Many acknowledged that winning the hearts of the mainstream in Canada could require a slight shift from the left to the middle of the political spectrum.

As Mr. Layton left the podium after his closing speech - after winning the support of 89.25 per cent of the delegates - the loudspeakers blared a song that urged the departing crowd to "change, but be yourself."

However, Mr. Layton acknowledged at the press conference that he is counting, not so much on a change in the NDP as a change of heart by Canadians.

"The old thinking of the old parties hasn't worked," he said. "Now I think people are coming increasingly to that conclusion after this economic crisis and they are saying 'What's the new direction?' We've laid it out."

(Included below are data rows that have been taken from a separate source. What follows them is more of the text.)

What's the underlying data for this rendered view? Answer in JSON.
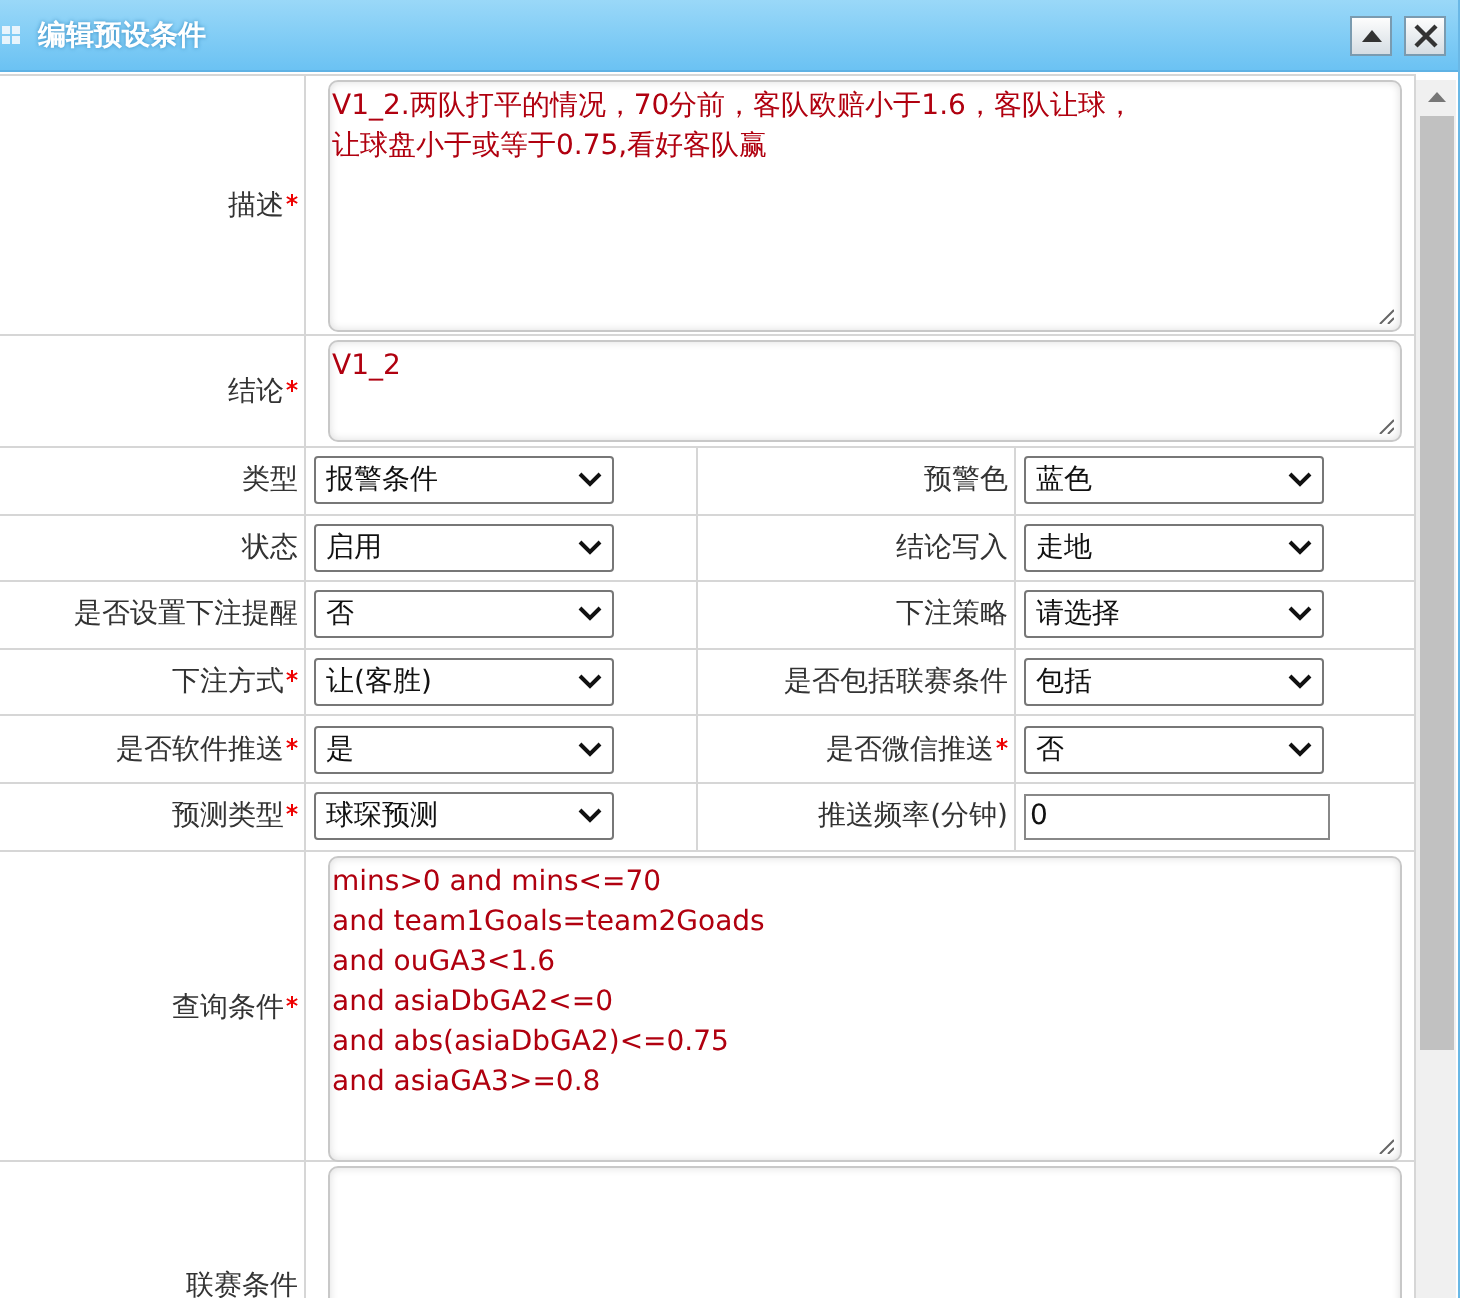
{
  "window": {
    "title": "编辑预设条件"
  },
  "form": {
    "rows": [
      {
        "kind": "textarea",
        "label": "描述",
        "required": true,
        "lines": [
          "V1_2.两队打平的情况，70分前，客队欧赔小于1.6，客队让球，",
          "让球盘小于或等于0.75,看好客队赢"
        ]
      },
      {
        "kind": "textarea",
        "label": "结论",
        "required": true,
        "lines": [
          "V1_2"
        ]
      },
      {
        "kind": "pair",
        "fields": [
          {
            "kind": "select",
            "label": "类型",
            "required": false,
            "value": "报警条件"
          },
          {
            "kind": "select",
            "label": "预警色",
            "required": false,
            "value": "蓝色"
          }
        ]
      },
      {
        "kind": "pair",
        "fields": [
          {
            "kind": "select",
            "label": "状态",
            "required": false,
            "value": "启用"
          },
          {
            "kind": "select",
            "label": "结论写入",
            "required": false,
            "value": "走地"
          }
        ]
      },
      {
        "kind": "pair",
        "fields": [
          {
            "kind": "select",
            "label": "是否设置下注提醒",
            "required": false,
            "value": "否"
          },
          {
            "kind": "select",
            "label": "下注策略",
            "required": false,
            "value": "请选择"
          }
        ]
      },
      {
        "kind": "pair",
        "fields": [
          {
            "kind": "select",
            "label": "下注方式",
            "required": true,
            "value": "让(客胜)"
          },
          {
            "kind": "select",
            "label": "是否包括联赛条件",
            "required": false,
            "value": "包括"
          }
        ]
      },
      {
        "kind": "pair",
        "fields": [
          {
            "kind": "select",
            "label": "是否软件推送",
            "required": true,
            "value": "是"
          },
          {
            "kind": "select",
            "label": "是否微信推送",
            "required": true,
            "value": "否"
          }
        ]
      },
      {
        "kind": "pair",
        "fields": [
          {
            "kind": "select",
            "label": "预测类型",
            "required": true,
            "value": "球琛预测"
          },
          {
            "kind": "input",
            "label": "推送频率(分钟)",
            "required": false,
            "value": "0"
          }
        ]
      },
      {
        "kind": "textarea",
        "label": "查询条件",
        "required": true,
        "lines": [
          "mins>0 and mins<=70",
          "and team1Goals=team2Goads",
          "and ouGA3<1.6",
          "and asiaDbGA2<=0",
          "and abs(asiaDbGA2)<=0.75",
          "and asiaGA3>=0.8"
        ]
      },
      {
        "kind": "textarea",
        "label": "联赛条件",
        "required": false
      }
    ]
  }
}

He and the party's small-business critic, Bruce Hyer, said the issue of phasing out small-business income tax would not be allowed to die.

Mr. Layton said it would be put to the party's federal council, and Mr. Hyer said he would find a way to introduce it in the House of Commons when Parliament resumes in the fall.

But Liberal MP Geoff Regan, an observer at the convention, said he didn't see much of a shift toward the centre on the part of the New Democrats.

"As far as the delegates are concerned," he said, "they seem more keen on sticking to the same old 1970s ideology that we've heard from them for years."

But Alexa McDonough, a former NDP leader, doesn't see the need for a dramatic twist.

"The foundation of this party is rock solid, the roots are deep, they're strong," she said. "Of course there needs to be change as the world changes around us. But what isn't going to change is our basic values, and most of our policies simply build on those values."